A tier that fits


shopping/browsing the other day, i sought out a particular label and found it on a floor i don't normally visit. the clothing was priced about $100-$200 (for starters) higher than some brands on a ... *ahem* lower level, but there were other designers located on this floor with much much higher price tags. i'm not sure what the criteria is for stores to put certain designers on certain floors. i am also realizing that i can't just let stores decide for me where i should shop - if they group a majority of appealing labels (or price tags) together, and remove others that i would be interested in, i will seek them out.

are you aware of having a "level"? how do you identify it?

5 comments:

enc said...

I'm aware of it; I identify it as "not young," and "not old." Or, better-known as "nebulous." I can't shop in the twenty-something section, and I can't shop in the mature women section. I don't really belong in any demographic in particular. I only know where I belong by the t-shirt prices: $58 and up. Bleah.

TravelGretta said...

That depends. Have I received my tax refund yet, or not?

Carlene said...

Laughing and crying at the >$58 t-shirt zone, for it is there that I reluctantly reside as well.

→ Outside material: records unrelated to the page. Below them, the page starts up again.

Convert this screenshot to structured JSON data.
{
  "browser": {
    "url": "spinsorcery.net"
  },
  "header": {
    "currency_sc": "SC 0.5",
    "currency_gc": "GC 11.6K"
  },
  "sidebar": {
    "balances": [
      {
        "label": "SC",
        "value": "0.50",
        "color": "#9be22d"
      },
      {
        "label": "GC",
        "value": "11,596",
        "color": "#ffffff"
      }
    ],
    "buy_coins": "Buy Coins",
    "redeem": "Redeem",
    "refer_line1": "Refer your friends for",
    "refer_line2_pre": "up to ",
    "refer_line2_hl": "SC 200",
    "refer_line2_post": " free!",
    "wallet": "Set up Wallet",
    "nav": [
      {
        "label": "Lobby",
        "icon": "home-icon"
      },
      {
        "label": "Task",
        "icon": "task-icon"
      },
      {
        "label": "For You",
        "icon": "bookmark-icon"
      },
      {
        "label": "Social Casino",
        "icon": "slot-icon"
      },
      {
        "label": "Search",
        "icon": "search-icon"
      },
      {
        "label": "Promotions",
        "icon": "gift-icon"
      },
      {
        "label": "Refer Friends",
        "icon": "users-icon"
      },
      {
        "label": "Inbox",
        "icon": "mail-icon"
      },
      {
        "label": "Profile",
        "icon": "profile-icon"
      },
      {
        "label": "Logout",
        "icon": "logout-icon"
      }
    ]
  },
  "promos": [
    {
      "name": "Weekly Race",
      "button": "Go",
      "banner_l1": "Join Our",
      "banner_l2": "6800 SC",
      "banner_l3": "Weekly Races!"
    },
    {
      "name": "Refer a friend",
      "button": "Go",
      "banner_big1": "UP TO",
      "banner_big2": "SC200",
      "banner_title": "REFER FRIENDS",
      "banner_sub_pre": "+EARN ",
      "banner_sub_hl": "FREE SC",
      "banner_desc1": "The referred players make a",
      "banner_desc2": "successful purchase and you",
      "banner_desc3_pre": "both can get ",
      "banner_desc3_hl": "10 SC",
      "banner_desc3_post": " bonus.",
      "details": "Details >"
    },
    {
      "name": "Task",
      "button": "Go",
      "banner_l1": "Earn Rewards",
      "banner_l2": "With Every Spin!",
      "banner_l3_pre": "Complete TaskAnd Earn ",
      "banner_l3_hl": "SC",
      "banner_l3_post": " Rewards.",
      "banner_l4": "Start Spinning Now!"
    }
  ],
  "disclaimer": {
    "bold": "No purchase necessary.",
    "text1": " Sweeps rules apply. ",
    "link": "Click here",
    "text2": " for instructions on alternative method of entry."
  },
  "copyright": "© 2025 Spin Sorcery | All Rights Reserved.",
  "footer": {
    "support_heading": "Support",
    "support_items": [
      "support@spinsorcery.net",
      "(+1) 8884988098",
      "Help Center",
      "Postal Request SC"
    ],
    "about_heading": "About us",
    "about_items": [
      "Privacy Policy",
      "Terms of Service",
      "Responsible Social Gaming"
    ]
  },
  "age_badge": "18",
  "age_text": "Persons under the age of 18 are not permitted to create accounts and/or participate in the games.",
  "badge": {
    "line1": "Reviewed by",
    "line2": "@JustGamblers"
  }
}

That said, I have no problem going really, really low and buying dead people's stuff. Did I say that? Well, I'm...I'm...recycling!

Inspired Shopper said...

I am stuck in a comfort zone of bargain fashion. I made a rational decision to move up a tier and buy more classic stuff but it just isn't working, I think because my lifestyle calls for casual clothes. Or perhaps I'm just a commitment-phobe, afraid to 'invest' in good clothes...

Anonymous said...

Ouch. Well, There is my budget tier, and then my dream tier. I'm still trying to find a way to bridge the two. Your blog is helping.